Although the position is becoming widely accepted and adopted, the role of the CLO continues to change and expand.
by Josh Bersin
October 3, 2007
Although the position is becoming widely accepted and adopted, the role of the CLO continues to change and expand. The era of talent-driven learning requires a “new CLO” with the traits and responsibilities described below.
- Business Manager of Learning: First and foremost, the new CLO must understand the business’ key strategies and challenges and ensure the learning resources and programs to meet them. The CLO should never hesitate to outsource low-value learning functions to focus on high-value initiatives such as leadership development, competency management, the integration of performance management processes with learning, coaching and the implementation of career development programs. As the business leader for learning, the CLO also spearheads major capital investments in learning such as a new learning management system, a corporate video production facility, an upgrade to in-store training kiosks and other capital investments. The best CLOs are businesspeople first and learning experts second.

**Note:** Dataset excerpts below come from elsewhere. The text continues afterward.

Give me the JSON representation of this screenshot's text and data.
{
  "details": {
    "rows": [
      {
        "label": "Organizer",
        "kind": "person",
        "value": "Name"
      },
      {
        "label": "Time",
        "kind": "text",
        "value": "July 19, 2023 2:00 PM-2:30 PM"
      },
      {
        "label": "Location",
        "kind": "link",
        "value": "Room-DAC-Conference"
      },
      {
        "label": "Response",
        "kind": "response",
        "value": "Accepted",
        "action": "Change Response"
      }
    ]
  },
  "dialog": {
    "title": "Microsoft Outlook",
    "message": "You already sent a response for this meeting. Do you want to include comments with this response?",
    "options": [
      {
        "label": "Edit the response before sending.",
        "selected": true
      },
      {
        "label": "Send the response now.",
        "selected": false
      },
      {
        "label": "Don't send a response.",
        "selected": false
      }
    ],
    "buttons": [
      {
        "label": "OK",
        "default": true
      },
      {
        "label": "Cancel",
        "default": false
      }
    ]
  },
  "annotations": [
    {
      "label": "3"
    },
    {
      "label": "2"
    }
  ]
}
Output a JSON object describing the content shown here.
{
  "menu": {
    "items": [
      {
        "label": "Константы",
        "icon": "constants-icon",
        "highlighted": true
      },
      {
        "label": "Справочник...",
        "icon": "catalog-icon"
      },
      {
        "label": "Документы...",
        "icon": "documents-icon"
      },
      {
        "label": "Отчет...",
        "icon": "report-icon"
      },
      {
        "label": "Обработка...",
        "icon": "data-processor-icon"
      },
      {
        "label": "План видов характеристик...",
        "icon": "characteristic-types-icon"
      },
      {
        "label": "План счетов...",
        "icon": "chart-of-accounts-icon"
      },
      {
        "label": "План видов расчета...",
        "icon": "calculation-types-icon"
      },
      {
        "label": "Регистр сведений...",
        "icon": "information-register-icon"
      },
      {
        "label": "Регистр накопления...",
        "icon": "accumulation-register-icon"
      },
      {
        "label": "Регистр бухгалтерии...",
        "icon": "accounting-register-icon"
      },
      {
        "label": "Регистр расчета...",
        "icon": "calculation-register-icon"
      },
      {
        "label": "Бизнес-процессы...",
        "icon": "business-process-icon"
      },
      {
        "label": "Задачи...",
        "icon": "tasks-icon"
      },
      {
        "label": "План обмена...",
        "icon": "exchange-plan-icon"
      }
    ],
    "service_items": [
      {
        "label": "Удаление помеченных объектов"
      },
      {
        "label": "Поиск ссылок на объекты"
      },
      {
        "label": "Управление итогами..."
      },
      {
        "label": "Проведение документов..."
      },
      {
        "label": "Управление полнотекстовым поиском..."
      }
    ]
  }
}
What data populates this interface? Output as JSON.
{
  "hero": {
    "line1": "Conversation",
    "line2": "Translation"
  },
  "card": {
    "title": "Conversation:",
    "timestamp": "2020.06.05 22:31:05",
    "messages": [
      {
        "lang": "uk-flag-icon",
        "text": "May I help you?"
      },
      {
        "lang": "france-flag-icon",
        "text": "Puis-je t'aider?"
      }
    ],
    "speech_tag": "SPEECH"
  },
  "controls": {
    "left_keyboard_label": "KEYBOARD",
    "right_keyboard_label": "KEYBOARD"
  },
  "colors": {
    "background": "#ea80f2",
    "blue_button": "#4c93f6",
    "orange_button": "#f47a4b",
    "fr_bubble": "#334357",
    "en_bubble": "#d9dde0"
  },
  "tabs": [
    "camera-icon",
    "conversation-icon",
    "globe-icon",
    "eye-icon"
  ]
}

- Chief Demographic Officer: New CLOs must have a clear understanding of the workforce’s changing demographics and know how to tailor learning offerings accordingly. They must ensure the corporate learning strategy addresses current and future business challenges resulting from demographic shifts and supports different audiences’ learning needs and styles. For example, at Countrywide Financial, the senior vice president of HR has spearheaded the development of a companywide video podcast program, which features the CEO and other business leaders. She clearly understands that the newest workers in the company have iPods and expect YouTube-style videos for their corporate learning.
- Chief Performance Officer: For years, I have wondered whether the title “CLO” should be changed to “CPO,” for chief performance officer. One aspect of the new CLO’s role will be to focus relentlessly on employee performance. The value of traditional learning is diminishing, and employees are depending more and more on learning acquired through informal networks, online performance support tools, online references and communities of interest. The new CLO must connect business performance with employee performance and push the development and delivery of performance tools — not just learning programs. For instance, one of our research clients has created a team of portfolio managers that identifies, manages and publishes a wide variety of content for employees in different job roles. This kind of innovative thinking is indicative of a performance-driven learning organization.
- Global Learning Leader: Today, even the smallest corporations have global customers, partners and operations. One of today’s biggest learning challenges is the globalization of corporate learning, including programs, learning technologies, performance consulting processes, e-learning and other elements. Because learning styles and approaches differ by culture, globalization requires a federated approach — one that distributes and localizes programs and delivery yet centralizes highly specialized services such as content development and technology. The new CLO must be willing to invest his or her time in understanding and “morphing” the learning organization to meet global demands.
- Chief Development Officer: Most organizations are realizing the importance of a cohesive talent strategy with integrated processes for recruiting, performance management, leadership development, succession planning and compensation. Further, every talent-related process has a development component. Recruiting requires clear job competencies and onboarding programs. Effective performance management requires career development plans and performance-driven learning options. Defined leadership competencies, coaching and assessment programs are part of successful leadership development initiatives.